Madmoizelle a été interpellé sur son fil Facebook concernant le manque de représentation de personnes racisé-es dans le clip. Nous aurions pu  faire la même chose en parlant de personnes gros-ses, et nous aurions sans doute eu la même réponse.

Voilà la réponse : “Y’a eu un grand appel publié sur le twitter de mad et de Marion, toutes celles et tous ceux qui voulaient venir pouvaient venir ! On n’a refusé ni obligé personne à participer… vous pouviez venir aussi ! \o/”

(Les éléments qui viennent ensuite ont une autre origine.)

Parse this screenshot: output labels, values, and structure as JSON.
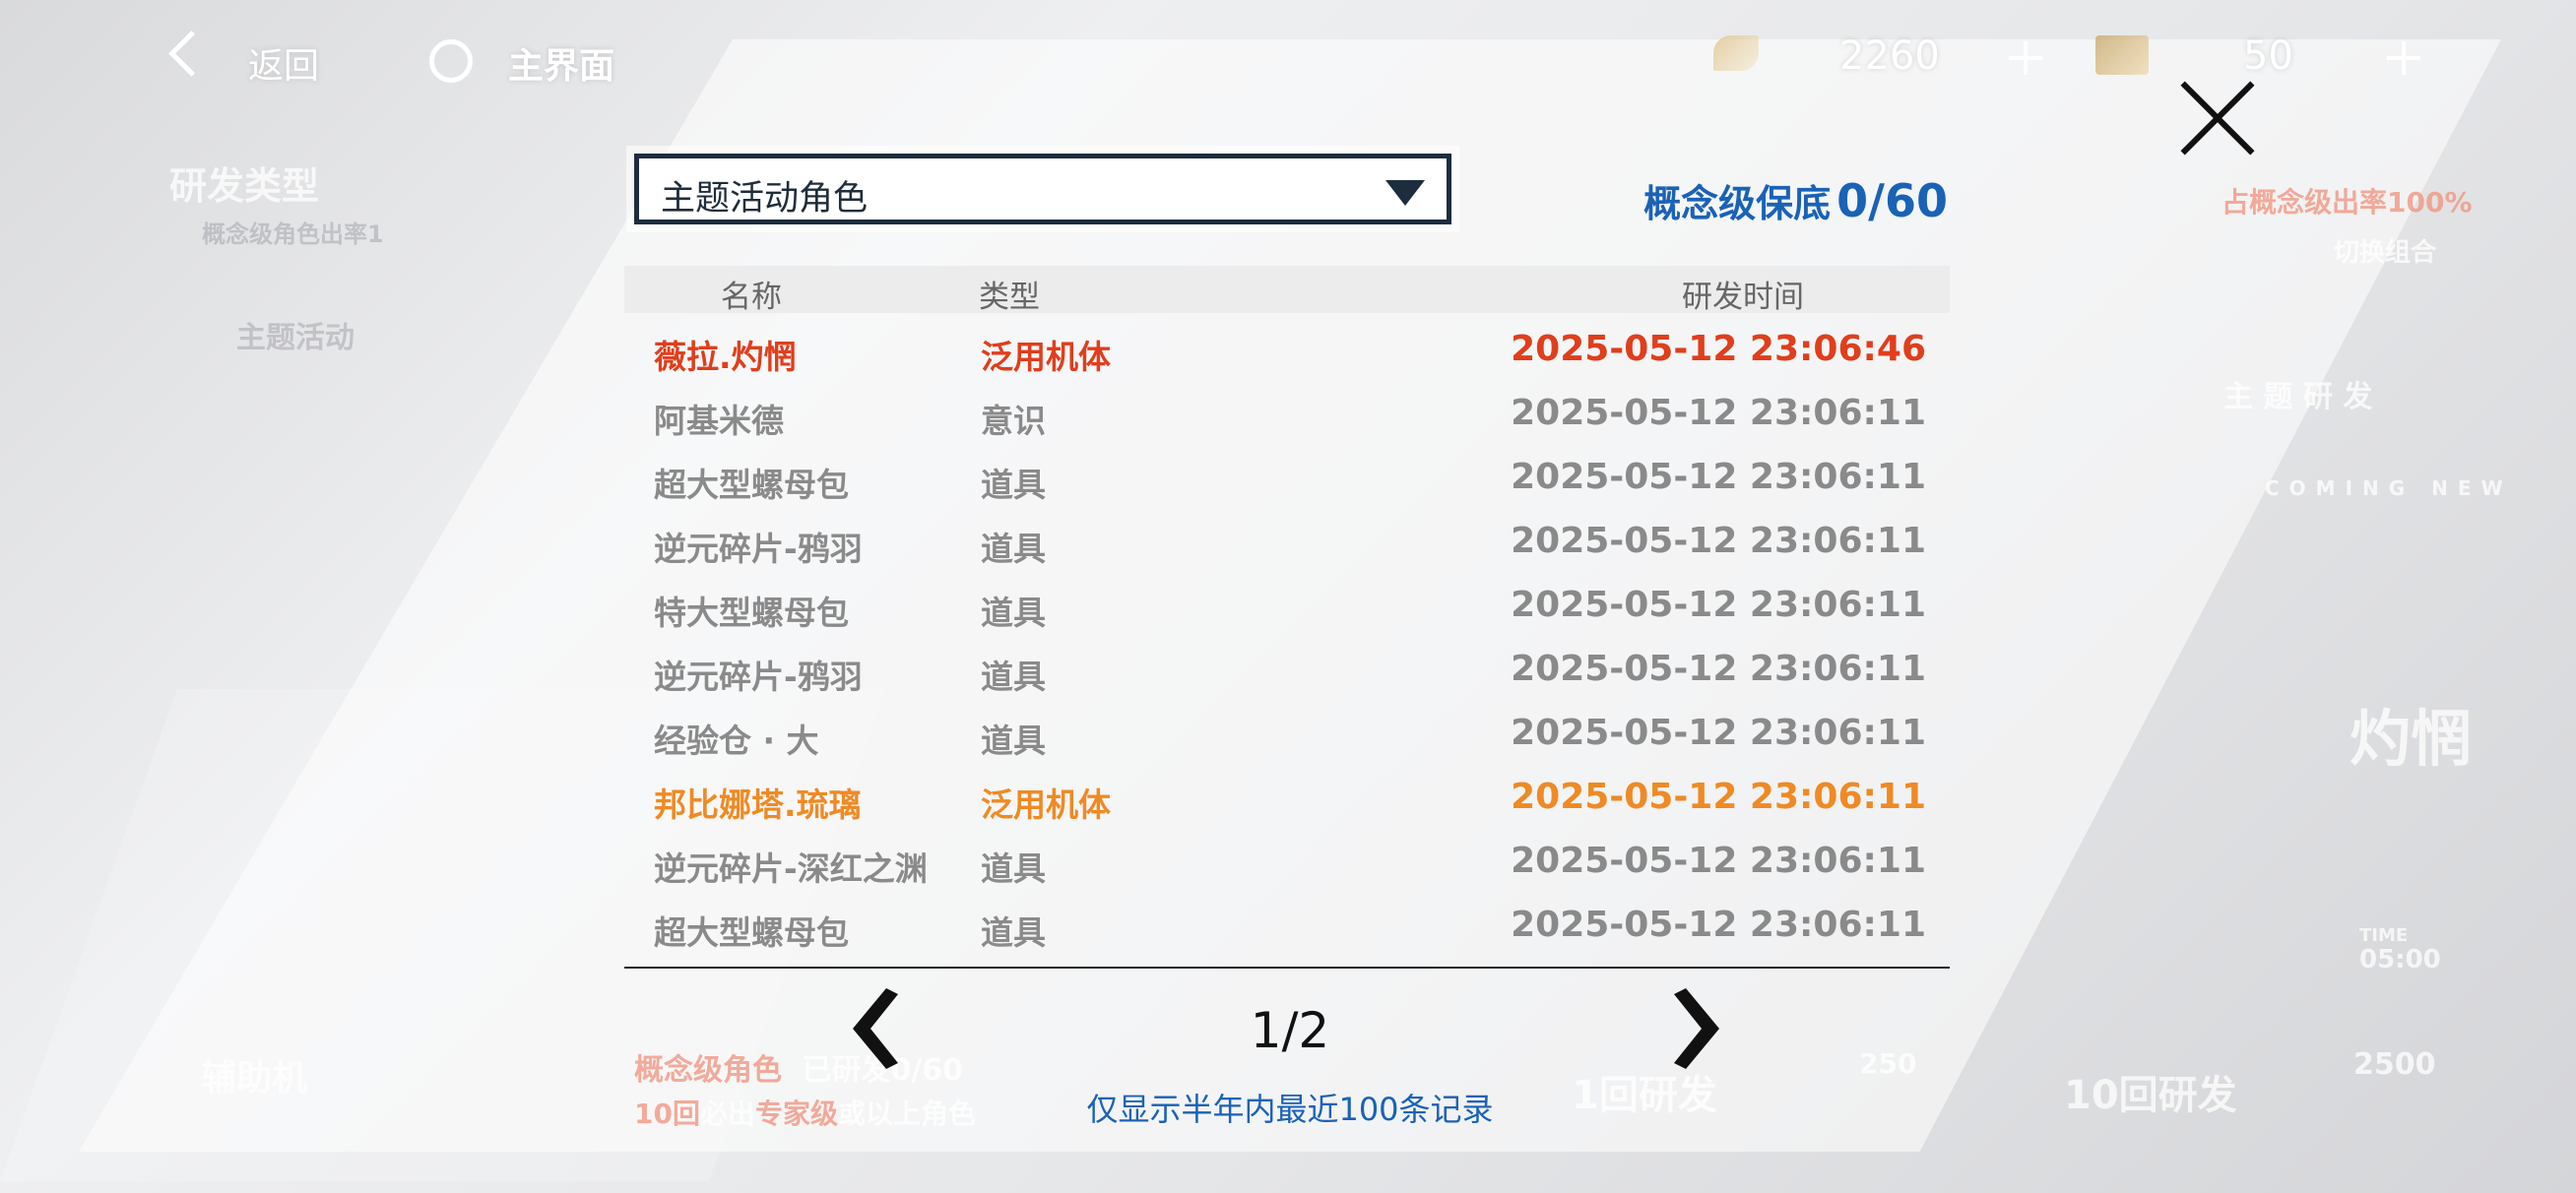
{
  "topbar": {
    "back_label": "返回",
    "home_label": "主界面",
    "currency1_value": "2260",
    "currency2_value": "50"
  },
  "background": {
    "dev_type_label": "研发类型",
    "dev_type_sub": "概念级角色出率1",
    "current_pool": "主题活动",
    "rate_up": "占概念级出率100%",
    "switch_combo": "切换组合",
    "theme_dev": "主 题 研 发",
    "coming_new": "COMING NEW",
    "char_name": "灼惘",
    "aux_label": "辅助机",
    "pity_text_left": "概念级角色",
    "pity_text_mid": "已研发0/60",
    "guarantee_text_left": "10回",
    "guarantee_text_mid": "必出",
    "guarantee_text_right": "专家级",
    "guarantee_text_tail": "或以上角色",
    "single_dev": "1回研发",
    "single_cost": "250",
    "ten_dev": "10回研发",
    "ten_cost": "2500",
    "time_label": "TIME",
    "time_value": "05:00"
  },
  "modal": {
    "dropdown_value": "主题活动角色",
    "pity_label": "概念级保底",
    "pity_value": "0/60",
    "columns": {
      "name": "名称",
      "type": "类型",
      "time": "研发时间"
    },
    "rows": [
      {
        "name": "薇拉.灼惘",
        "type": "泛用机体",
        "time": "2025-05-12 23:06:46",
        "rarity": "red"
      },
      {
        "name": "阿基米德",
        "type": "意识",
        "time": "2025-05-12 23:06:11",
        "rarity": "normal"
      },
      {
        "name": "超大型螺母包",
        "type": "道具",
        "time": "2025-05-12 23:06:11",
        "rarity": "normal"
      },
      {
        "name": "逆元碎片-鸦羽",
        "type": "道具",
        "time": "2025-05-12 23:06:11",
        "rarity": "normal"
      },
      {
        "name": "特大型螺母包",
        "type": "道具",
        "time": "2025-05-12 23:06:11",
        "rarity": "normal"
      },
      {
        "name": "逆元碎片-鸦羽",
        "type": "道具",
        "time": "2025-05-12 23:06:11",
        "rarity": "normal"
      },
      {
        "name": "经验仓 · 大",
        "type": "道具",
        "time": "2025-05-12 23:06:11",
        "rarity": "normal"
      },
      {
        "name": "邦比娜塔.琉璃",
        "type": "泛用机体",
        "time": "2025-05-12 23:06:11",
        "rarity": "orange"
      },
      {
        "name": "逆元碎片-深红之渊",
        "type": "道具",
        "time": "2025-05-12 23:06:11",
        "rarity": "normal"
      },
      {
        "name": "超大型螺母包",
        "type": "道具",
        "time": "2025-05-12 23:06:11",
        "rarity": "normal"
      }
    ],
    "page_indicator": "1/2",
    "note": "仅显示半年内最近100条记录"
  },
  "colors": {
    "accent_blue": "#1a62b6",
    "rarity_red": "#e03e1c",
    "rarity_orange": "#ef8a24",
    "text_gray": "#8a8a8a"
  }
}
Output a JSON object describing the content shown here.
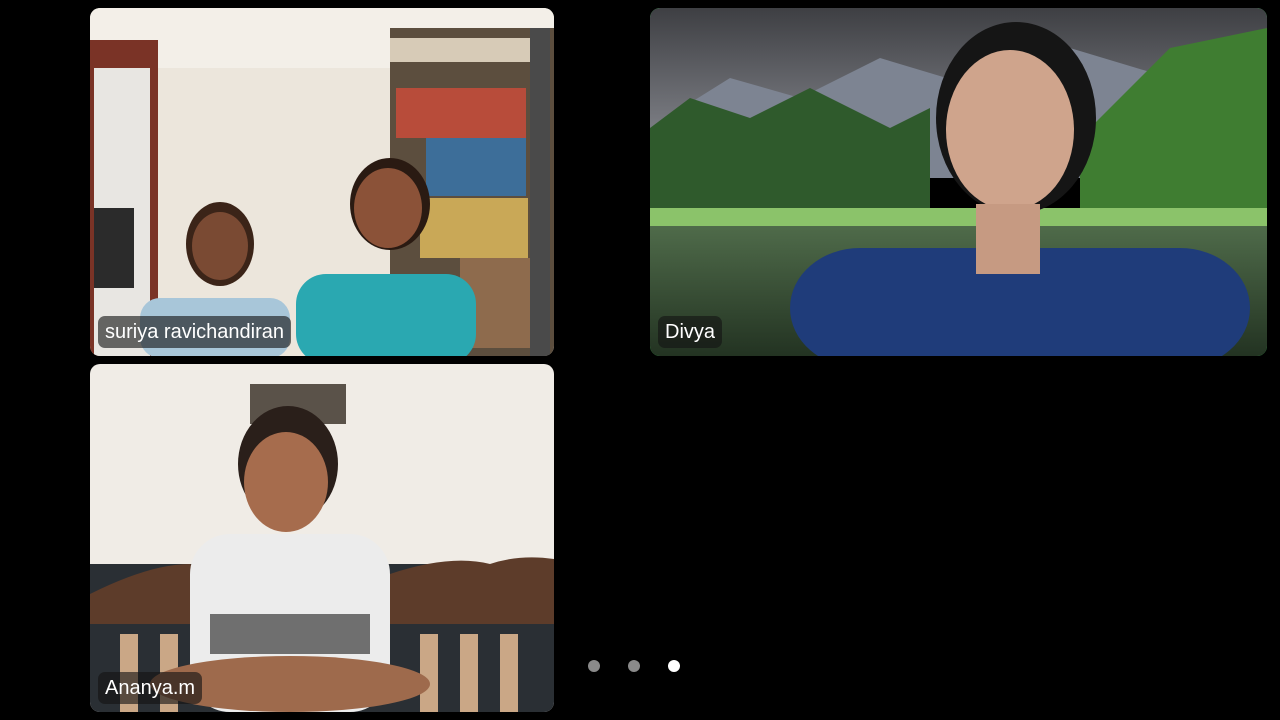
{
  "participants": [
    {
      "name": "suriya ravichandiran",
      "active_speaker": false
    },
    {
      "name": "Divya",
      "active_speaker": true
    },
    {
      "name": "Ananya.m",
      "active_speaker": false
    }
  ],
  "pagination": {
    "pages": 3,
    "current": 3
  },
  "colors": {
    "background": "#000000",
    "active_speaker_border": "#3bd05a",
    "page_dot": "#8a8a8a",
    "page_dot_active": "#ffffff"
  }
}
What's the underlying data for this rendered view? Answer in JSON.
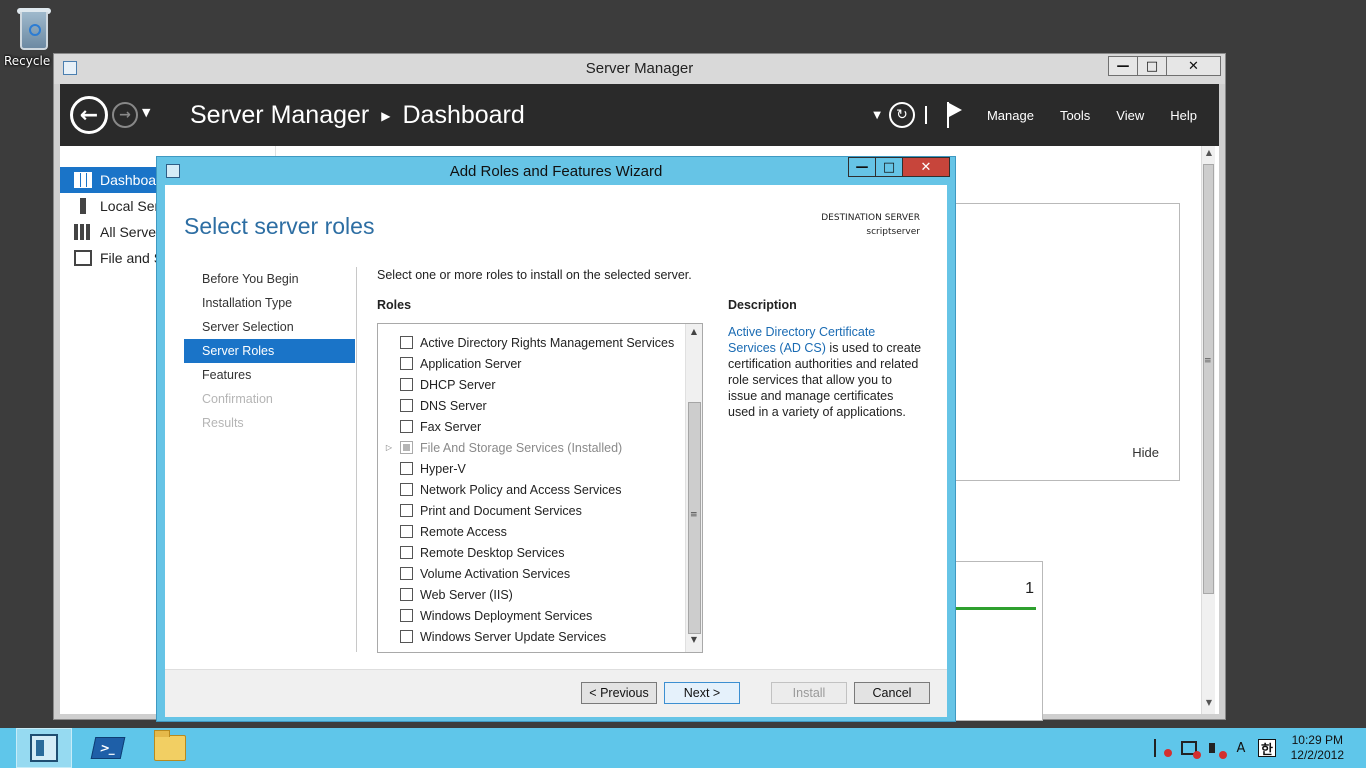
{
  "desktop": {
    "recycle_bin_label": "Recycle Bin"
  },
  "server_manager": {
    "window_title": "Server Manager",
    "breadcrumb": {
      "root": "Server Manager",
      "current": "Dashboard"
    },
    "menus": [
      "Manage",
      "Tools",
      "View",
      "Help"
    ],
    "sidebar": [
      {
        "label": "Dashboard",
        "icon": "dashboard-icon",
        "active": true
      },
      {
        "label": "Local Server",
        "icon": "local-server-icon"
      },
      {
        "label": "All Servers",
        "icon": "all-servers-icon"
      },
      {
        "label": "File and Storage Services",
        "icon": "file-storage-icon"
      }
    ],
    "welcome_hide": "Hide",
    "tile_count": "1"
  },
  "wizard": {
    "title": "Add Roles and Features Wizard",
    "heading": "Select server roles",
    "destination_label": "DESTINATION SERVER",
    "destination_value": "scriptserver",
    "nav": [
      {
        "label": "Before You Begin",
        "state": "normal"
      },
      {
        "label": "Installation Type",
        "state": "normal"
      },
      {
        "label": "Server Selection",
        "state": "normal"
      },
      {
        "label": "Server Roles",
        "state": "active"
      },
      {
        "label": "Features",
        "state": "normal"
      },
      {
        "label": "Confirmation",
        "state": "disabled"
      },
      {
        "label": "Results",
        "state": "disabled"
      }
    ],
    "instruction": "Select one or more roles to install on the selected server.",
    "roles_header": "Roles",
    "roles": [
      {
        "label": "Active Directory Rights Management Services",
        "checked": false
      },
      {
        "label": "Application Server",
        "checked": false
      },
      {
        "label": "DHCP Server",
        "checked": false
      },
      {
        "label": "DNS Server",
        "checked": false
      },
      {
        "label": "Fax Server",
        "checked": false
      },
      {
        "label": "File And Storage Services (Installed)",
        "checked": true,
        "installed": true,
        "expandable": true
      },
      {
        "label": "Hyper-V",
        "checked": false
      },
      {
        "label": "Network Policy and Access Services",
        "checked": false
      },
      {
        "label": "Print and Document Services",
        "checked": false
      },
      {
        "label": "Remote Access",
        "checked": false
      },
      {
        "label": "Remote Desktop Services",
        "checked": false
      },
      {
        "label": "Volume Activation Services",
        "checked": false
      },
      {
        "label": "Web Server (IIS)",
        "checked": false
      },
      {
        "label": "Windows Deployment Services",
        "checked": false
      },
      {
        "label": "Windows Server Update Services",
        "checked": false
      }
    ],
    "description_header": "Description",
    "description_link": "Active Directory Certificate Services (AD CS)",
    "description_body": " is used to create certification authorities and related role services that allow you to issue and manage certificates used in a variety of applications.",
    "buttons": {
      "previous": "< Previous",
      "next": "Next >",
      "install": "Install",
      "cancel": "Cancel"
    }
  },
  "taskbar": {
    "clock_time": "10:29 PM",
    "clock_date": "12/2/2012",
    "ime_a": "A",
    "ime_han": "한"
  }
}
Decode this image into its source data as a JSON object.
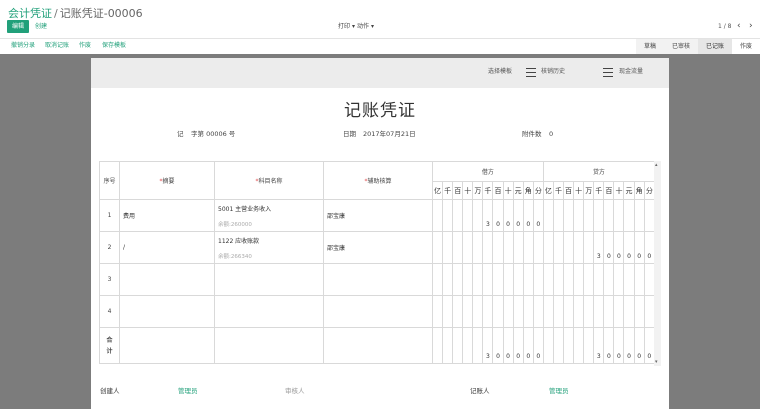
{
  "breadcrumb": {
    "parent": "会计凭证",
    "separator": "/",
    "current": "记账凭证-00006"
  },
  "toolbar": {
    "edit": "编辑",
    "create": "创建",
    "print": "打印",
    "action": "动作",
    "pager": "1 / 8",
    "prev": "‹",
    "next": "›"
  },
  "statusbar": {
    "links": [
      "撤销分录",
      "取消记账",
      "作废",
      "保存模板"
    ],
    "steps": [
      "草稿",
      "已审核",
      "已记账",
      "作废"
    ],
    "active_step": "已记账"
  },
  "sheet_toolbar": {
    "template": "选择模板",
    "history": "核销历史",
    "cashflow": "现金流量"
  },
  "voucher": {
    "title": "记账凭证",
    "type_label": "记",
    "number_label": "字第 00006 号",
    "date_label": "日期",
    "date_value": "2017年07月21日",
    "attach_label": "附件数",
    "attach_value": "0"
  },
  "table": {
    "headers": {
      "no": "序号",
      "summary": "摘要",
      "account": "科目名称",
      "aux": "辅助核算",
      "debit": "借方",
      "credit": "贷方"
    },
    "digits": [
      "亿",
      "千",
      "百",
      "十",
      "万",
      "千",
      "百",
      "十",
      "元",
      "角",
      "分"
    ],
    "rows": [
      {
        "no": "1",
        "summary": "费用",
        "account": "5001 主营业务收入",
        "balance": "余额:260000",
        "aux": "邵宝康",
        "debit": "300000",
        "credit": ""
      },
      {
        "no": "2",
        "summary": "/",
        "account": "1122 应收账款",
        "balance": "余额:266340",
        "aux": "邵宝康",
        "debit": "",
        "credit": "300000"
      },
      {
        "no": "3",
        "summary": "",
        "account": "",
        "balance": "",
        "aux": "",
        "debit": "",
        "credit": ""
      },
      {
        "no": "4",
        "summary": "",
        "account": "",
        "balance": "",
        "aux": "",
        "debit": "",
        "credit": ""
      }
    ],
    "total_label_1": "合",
    "total_label_2": "计",
    "total_debit": "300000",
    "total_credit": "300000"
  },
  "footer": {
    "creator_label": "创建人",
    "creator": "管理员",
    "auditor_label": "审核人",
    "poster_label": "记账人",
    "poster": "管理员"
  },
  "colors": {
    "accent": "#21a07a",
    "required": "#e0484a",
    "gray_bg": "#7c7c7c"
  }
}
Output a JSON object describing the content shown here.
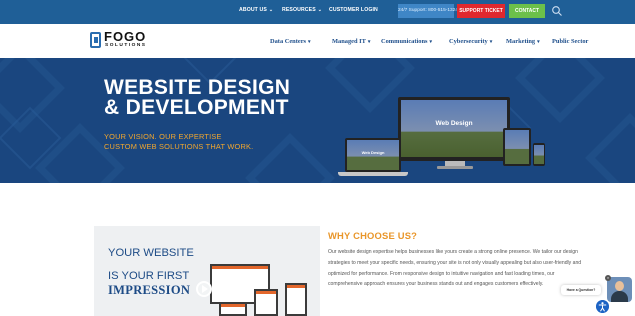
{
  "topbar": {
    "nav": [
      {
        "label": "ABOUT US",
        "dropdown": true
      },
      {
        "label": "RESOURCES",
        "dropdown": true
      },
      {
        "label": "CUSTOMER LOGIN",
        "dropdown": false
      }
    ],
    "support": "24/7 Support: 800-515-1324",
    "ticket": "SUPPORT TICKET",
    "contact": "CONTACT"
  },
  "header": {
    "logo_word": "FOGO",
    "logo_sub": "SOLUTIONS",
    "nav": [
      {
        "label": "Data Centers",
        "dropdown": true
      },
      {
        "label": "Managed IT",
        "dropdown": true
      },
      {
        "label": "Communications",
        "dropdown": true
      },
      {
        "label": "Cybersecurity",
        "dropdown": true
      },
      {
        "label": "Marketing",
        "dropdown": true
      },
      {
        "label": "Public Sector",
        "dropdown": false
      }
    ]
  },
  "hero": {
    "title_line1": "WEBSITE DESIGN",
    "title_line2": "& DEVELOPMENT",
    "sub_line1": "YOUR VISION. OUR EXPERTISE",
    "sub_line2": "CUSTOM WEB SOLUTIONS THAT WORK.",
    "desktop_label": "Web Design",
    "laptop_label": "Web Design"
  },
  "card": {
    "line1": "YOUR WEBSITE",
    "line2": "IS YOUR FIRST",
    "line3": "IMPRESSION"
  },
  "why": {
    "title": "WHY CHOOSE US?",
    "body": "Our website design expertise helps businesses like yours create a strong online presence. We tailor our design strategies to meet your specific needs, ensuring your site is not only visually appealing but also user-friendly and optimized for performance. From responsive design to intuitive navigation and fast loading times, our comprehensive approach ensures your business stands out and engages customers effectively."
  },
  "chat": {
    "prompt": "Have a Question?"
  },
  "colors": {
    "topbar": "#1f5f97",
    "hero": "#1a467f",
    "accent_orange": "#e9962a",
    "ticket_red": "#e0282e",
    "contact_green": "#6cc04a",
    "nav_blue": "#1f4f8b"
  }
}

Cette réponse est problématique :

  • cela sous entend que c’est aux personnes les plus opprimées de se mobiliser pour exister, et non pas aux autres de créer des espaces pour leur permettre d’exister
  • cela sous entend que Madmoizelle n’est pas prêt à décaler ou à revoir un planning de tournage pour s’assurer de la représentativité des corps pour un clip à message inclusif
  • cela remet la responsabilité de la souffrance exprimée sur l’invisibilisation sur la personne qui exprime cette souffrance, non pas sur la-les personne-s qui créent l’invisibilisation.
  • cela défausse complétement Madmoizelle de sa responsabilité

 

Pour conclure, on peut penser que cette chanson-ce clip fera beaucoup de bien aux personnes qui ne s’éloignent pas trop de la norme, qui ne souffrent pas de grossophobie, qui ne souffrent pas de troubles du comportement alimentaire, et qui se reconnaissent dans l’éventail restreint des représentations de corps présenté dans le clip.

On peut douter du bien que cela fera aux personnes qui se sentiront, comme nous, invisibilisé-es et silencié-es par ce clip. Nous irons quand même à la plage, ou à la piscine municipale, rassurez vous.